Viqar stressed the ability to filter search results with Sublttr as a major advantage over Facebook’s housing pages.

“[If you] click the filter button, then it really narrows down your results and helps you find an apartment that matches your specific criteria,” Patel said. “That’s one of the issues we saw with Facebook. There’s no way to narrow your search. If you go to a group that’s dedicated to Pitt students subletting, you are just presented with a continuous list of options.”

Current subletter Sean Tighe — a rising junior bioengineering major — completely avoided using any online resources to find the apartment he is subletting this summer. He said he considers himself lucky because he found his sublet by asking his landlord for next year if he knew of anything available — and fortunately, he did. But Tighe has had issues in the past with subletting.

“Last year when I moved in, I found out I would be living in the basement, which was alright because it was nice and cool down there,” Tighe said. “But it was also really sketchy and we ended up getting spiders and centipedes, and it was kind of gross. But it was just the summer so if you can tough it out, then it’s fine.”

But if Tighe got into a more desperate situation where he needed to either sublet his own apartment or find a sublet, he said he would use Sublttr.

“[When] I was trying to sublet this apartment I’m in right now, I needed to fill space because there’s like four bedrooms,” Tighe said. “So if I needed that filled up, I would [have] definitely used [Sublttr] because it was getting close to the end of the spring semester, and I still needed one more person.”

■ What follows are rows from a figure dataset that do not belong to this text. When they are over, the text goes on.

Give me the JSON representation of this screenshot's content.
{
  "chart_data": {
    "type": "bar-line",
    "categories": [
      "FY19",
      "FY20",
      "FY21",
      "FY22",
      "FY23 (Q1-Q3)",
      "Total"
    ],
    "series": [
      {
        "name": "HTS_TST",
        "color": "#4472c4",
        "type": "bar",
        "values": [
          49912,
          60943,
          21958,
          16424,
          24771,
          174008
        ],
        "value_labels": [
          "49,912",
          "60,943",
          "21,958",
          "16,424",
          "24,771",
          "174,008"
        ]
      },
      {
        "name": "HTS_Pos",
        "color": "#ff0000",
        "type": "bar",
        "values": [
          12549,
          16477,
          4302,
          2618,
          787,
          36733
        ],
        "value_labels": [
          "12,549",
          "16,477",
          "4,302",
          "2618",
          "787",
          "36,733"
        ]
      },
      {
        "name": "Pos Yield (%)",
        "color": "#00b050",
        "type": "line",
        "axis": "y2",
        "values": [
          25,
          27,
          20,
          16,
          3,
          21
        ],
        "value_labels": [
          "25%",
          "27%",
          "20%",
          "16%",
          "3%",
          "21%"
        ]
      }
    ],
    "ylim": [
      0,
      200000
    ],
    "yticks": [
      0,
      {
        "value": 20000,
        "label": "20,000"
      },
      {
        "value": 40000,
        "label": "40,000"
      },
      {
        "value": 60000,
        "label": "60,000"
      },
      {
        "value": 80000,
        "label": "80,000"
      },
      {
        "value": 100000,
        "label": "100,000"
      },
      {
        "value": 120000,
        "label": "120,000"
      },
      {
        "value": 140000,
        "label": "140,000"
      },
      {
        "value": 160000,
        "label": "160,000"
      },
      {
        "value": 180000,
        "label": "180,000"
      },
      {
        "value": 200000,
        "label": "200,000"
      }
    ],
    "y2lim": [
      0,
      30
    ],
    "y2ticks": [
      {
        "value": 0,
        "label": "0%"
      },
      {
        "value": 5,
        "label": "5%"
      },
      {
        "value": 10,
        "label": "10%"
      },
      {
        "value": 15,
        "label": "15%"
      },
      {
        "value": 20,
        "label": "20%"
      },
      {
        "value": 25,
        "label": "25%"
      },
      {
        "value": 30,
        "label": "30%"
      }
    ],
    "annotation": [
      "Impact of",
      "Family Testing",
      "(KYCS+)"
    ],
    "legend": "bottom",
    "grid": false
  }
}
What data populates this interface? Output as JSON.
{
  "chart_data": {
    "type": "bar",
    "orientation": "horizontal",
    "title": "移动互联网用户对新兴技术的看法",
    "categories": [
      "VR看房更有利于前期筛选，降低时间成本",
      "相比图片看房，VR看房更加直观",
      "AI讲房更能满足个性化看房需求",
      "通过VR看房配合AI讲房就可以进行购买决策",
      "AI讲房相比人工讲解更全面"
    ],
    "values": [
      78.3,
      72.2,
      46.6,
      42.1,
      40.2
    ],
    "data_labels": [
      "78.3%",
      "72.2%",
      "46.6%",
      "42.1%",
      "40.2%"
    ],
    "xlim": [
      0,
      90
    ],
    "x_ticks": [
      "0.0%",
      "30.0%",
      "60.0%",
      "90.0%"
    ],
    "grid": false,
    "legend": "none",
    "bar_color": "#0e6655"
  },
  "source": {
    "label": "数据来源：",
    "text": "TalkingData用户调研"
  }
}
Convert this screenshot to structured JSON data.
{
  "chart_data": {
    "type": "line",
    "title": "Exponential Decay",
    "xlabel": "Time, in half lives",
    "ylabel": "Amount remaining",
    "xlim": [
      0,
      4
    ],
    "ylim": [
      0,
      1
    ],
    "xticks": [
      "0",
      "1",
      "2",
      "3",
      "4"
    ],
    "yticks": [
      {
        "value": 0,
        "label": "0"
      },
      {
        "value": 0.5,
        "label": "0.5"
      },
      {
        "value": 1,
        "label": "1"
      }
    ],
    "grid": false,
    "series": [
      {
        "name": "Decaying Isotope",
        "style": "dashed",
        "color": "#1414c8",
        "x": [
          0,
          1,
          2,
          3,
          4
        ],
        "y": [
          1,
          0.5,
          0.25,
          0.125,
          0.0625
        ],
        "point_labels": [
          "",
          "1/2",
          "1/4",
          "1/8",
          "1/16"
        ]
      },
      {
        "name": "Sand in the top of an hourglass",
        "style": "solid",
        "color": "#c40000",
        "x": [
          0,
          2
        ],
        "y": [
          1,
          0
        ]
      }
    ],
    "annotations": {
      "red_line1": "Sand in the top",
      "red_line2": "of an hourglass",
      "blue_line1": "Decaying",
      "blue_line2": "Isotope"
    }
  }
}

Viqar and Patel plan to expand the site so it is accessible to students in other cities, not just Pittsburgh and Philadelphia. They said the site has received a lot of positive feedback, and that they will continue to market it to local employers and internship programs. In particular, Viqar said one of his goals for Sublttr is that it serves as a central place where anyone from around the world can access it to find sublets.

“I think this problem exists in all schools across the country,” Viqar said. “People come to schools from around the world, and knowing that there’s this central place called Sublttr for whatever city you’re going to [would be] really useful.”